High-dimensional statistics: a triptych

High-dimensional statistics concerns the situation where the number of parameters $p$ is (much) larger than the number of observations $n$. This is quite common nowadays, and it has led to the development of new statistical methodology. These lectures present a selected overview of mathematical theory for sparsity inducing methods.

In the first lecture we will highlight the main ingredients for proving sharp oracle inequalities for regularized empirical risk minimizers. The regularization penalty will be taken to be a norm $Ω$ on $p$-dimensional Euclidean space. Important is that the norm $Ω$ is has a particular feature which we term the triangle property. We present as examples: the $ℓ_1$-norm, norms generated from cones, the sorted $ℓ_1$-norm, the nuclear norm for matrices and an extension to tensors. We then show sharp oracle inequalities for a broad class of loss functions.

The second lecture addresses the construction of asymptotic confidence intervals for parameters of interest. Here, we restrict ourselves to the linear and the graphical model. We prove asymptotic normality of de-biased estimators. We consider asymptotic lower bounds for the variance of an approximately unbiased estimator of a one-dimensional parameter as well as Le Cam-type lower bounds. We ascertain the approximate unbiasedness of the de-biased estimator under sparsity conditions and show that it reaches the lower bound.
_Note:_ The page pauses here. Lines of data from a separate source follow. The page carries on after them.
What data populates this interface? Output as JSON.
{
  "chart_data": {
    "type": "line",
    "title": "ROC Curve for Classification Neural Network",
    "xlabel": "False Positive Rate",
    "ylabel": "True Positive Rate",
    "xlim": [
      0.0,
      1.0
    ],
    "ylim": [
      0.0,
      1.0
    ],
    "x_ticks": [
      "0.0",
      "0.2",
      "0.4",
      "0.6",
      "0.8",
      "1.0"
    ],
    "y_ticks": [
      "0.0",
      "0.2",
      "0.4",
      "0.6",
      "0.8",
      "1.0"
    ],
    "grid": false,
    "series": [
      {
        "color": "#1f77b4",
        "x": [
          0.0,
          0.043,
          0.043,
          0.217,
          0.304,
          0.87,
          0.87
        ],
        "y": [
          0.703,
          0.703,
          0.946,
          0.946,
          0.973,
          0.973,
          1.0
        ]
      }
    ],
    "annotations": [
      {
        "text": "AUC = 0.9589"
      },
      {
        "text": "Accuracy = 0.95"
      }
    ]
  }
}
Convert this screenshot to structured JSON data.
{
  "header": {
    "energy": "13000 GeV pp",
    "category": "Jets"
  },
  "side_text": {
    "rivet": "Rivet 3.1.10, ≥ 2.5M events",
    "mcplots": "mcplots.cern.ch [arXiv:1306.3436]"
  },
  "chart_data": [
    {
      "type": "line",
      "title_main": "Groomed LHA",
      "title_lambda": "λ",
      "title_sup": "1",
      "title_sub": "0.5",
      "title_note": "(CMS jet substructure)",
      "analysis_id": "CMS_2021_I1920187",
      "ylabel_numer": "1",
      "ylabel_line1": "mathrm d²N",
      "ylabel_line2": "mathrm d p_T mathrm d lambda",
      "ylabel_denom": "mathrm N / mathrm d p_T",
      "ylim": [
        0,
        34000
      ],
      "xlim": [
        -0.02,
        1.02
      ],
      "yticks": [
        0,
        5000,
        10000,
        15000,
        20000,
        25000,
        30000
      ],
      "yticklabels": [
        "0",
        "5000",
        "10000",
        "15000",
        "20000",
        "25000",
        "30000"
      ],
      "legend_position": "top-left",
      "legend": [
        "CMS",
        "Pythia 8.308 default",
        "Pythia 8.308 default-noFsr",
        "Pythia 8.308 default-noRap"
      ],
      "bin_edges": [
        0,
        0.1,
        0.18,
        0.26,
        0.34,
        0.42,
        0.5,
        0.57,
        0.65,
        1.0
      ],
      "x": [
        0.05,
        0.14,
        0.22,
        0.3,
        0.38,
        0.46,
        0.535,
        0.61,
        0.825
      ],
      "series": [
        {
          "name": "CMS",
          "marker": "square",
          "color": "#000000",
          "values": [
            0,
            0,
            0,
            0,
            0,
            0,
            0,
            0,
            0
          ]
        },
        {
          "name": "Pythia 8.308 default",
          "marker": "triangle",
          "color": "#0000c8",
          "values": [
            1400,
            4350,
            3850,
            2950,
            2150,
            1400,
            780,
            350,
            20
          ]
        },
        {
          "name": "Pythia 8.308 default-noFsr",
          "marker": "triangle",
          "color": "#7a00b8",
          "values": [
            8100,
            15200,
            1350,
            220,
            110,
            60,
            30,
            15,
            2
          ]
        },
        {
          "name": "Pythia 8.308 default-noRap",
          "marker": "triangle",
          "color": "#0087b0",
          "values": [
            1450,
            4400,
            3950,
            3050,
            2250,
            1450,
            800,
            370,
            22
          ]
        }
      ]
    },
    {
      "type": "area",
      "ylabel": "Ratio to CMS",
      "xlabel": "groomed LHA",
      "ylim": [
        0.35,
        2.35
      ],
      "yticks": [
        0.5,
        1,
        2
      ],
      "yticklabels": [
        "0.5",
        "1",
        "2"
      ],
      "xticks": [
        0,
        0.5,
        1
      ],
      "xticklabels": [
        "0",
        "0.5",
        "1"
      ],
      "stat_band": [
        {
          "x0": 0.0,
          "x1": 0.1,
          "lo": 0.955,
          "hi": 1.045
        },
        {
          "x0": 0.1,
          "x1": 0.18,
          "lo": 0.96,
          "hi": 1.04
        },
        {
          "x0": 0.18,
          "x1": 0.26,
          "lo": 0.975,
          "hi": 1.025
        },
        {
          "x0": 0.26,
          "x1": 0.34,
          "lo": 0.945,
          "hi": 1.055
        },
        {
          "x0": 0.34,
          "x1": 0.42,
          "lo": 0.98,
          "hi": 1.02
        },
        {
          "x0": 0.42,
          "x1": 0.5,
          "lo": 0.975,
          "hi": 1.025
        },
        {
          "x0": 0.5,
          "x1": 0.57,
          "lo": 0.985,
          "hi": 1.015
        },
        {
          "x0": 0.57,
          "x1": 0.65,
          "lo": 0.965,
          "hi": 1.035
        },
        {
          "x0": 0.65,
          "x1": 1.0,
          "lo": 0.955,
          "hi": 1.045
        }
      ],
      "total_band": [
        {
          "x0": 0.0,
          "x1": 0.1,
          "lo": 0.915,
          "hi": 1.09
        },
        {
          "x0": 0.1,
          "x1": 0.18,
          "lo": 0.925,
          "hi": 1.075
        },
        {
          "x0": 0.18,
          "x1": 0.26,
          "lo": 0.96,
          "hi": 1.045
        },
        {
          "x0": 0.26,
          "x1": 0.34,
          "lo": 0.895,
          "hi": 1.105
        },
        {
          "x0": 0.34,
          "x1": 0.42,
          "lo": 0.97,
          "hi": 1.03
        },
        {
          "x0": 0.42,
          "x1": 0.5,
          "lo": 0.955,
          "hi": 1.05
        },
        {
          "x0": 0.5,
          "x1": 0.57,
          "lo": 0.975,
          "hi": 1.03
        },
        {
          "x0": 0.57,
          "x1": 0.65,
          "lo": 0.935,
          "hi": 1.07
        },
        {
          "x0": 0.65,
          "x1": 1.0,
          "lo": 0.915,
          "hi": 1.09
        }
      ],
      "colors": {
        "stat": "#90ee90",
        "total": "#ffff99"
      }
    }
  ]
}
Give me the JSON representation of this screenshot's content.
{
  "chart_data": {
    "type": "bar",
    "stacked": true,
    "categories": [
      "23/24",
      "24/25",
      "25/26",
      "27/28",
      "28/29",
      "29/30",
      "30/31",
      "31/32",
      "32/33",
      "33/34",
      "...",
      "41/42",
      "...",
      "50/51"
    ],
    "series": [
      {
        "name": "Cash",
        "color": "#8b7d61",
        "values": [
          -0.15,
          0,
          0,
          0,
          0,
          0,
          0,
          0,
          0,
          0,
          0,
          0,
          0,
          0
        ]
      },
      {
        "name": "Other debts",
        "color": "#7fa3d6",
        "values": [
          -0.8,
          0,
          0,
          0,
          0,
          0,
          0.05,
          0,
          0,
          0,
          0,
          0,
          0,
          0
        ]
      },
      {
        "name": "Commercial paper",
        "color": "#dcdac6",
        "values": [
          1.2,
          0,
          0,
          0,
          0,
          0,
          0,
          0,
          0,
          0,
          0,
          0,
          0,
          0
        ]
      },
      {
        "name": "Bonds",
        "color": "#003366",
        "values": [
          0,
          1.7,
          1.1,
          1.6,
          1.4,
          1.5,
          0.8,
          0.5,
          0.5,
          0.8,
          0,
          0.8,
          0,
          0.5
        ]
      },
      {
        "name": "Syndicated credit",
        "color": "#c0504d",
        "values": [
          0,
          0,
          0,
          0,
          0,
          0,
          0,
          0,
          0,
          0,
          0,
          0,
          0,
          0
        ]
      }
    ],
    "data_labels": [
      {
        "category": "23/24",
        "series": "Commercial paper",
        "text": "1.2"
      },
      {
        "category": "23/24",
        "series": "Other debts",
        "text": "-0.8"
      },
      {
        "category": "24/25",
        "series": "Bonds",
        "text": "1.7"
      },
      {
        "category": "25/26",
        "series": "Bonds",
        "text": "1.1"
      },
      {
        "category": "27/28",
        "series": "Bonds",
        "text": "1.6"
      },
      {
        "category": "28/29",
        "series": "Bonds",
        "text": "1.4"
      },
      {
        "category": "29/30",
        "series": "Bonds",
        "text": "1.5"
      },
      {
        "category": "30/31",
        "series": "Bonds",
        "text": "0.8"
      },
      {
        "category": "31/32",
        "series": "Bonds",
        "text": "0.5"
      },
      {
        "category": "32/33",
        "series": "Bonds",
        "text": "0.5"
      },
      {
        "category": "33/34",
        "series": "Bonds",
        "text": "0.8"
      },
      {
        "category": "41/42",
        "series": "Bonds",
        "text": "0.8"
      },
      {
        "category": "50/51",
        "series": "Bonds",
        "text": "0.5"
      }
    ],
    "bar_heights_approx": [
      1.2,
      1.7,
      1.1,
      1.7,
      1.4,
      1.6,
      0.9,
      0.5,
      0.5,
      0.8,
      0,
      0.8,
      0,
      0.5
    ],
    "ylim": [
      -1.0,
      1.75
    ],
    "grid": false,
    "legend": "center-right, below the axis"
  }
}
In the third lecture, we examine the null space property for sparsity inducing norms. The null space property ensures exact recovery of certain sparsity patterns and is moreover a key ingredient for oracle results. We derive this property for the Gram matrix based on n copies of a $p$-dimensional random variable $X$, where we require moment conditions for finite dimensional projections of $X$ or the more general small ball property.

The lectures are based on joint work with Andreas Elsener, Jana Janková, Alan Muro and Benjamin Stucky.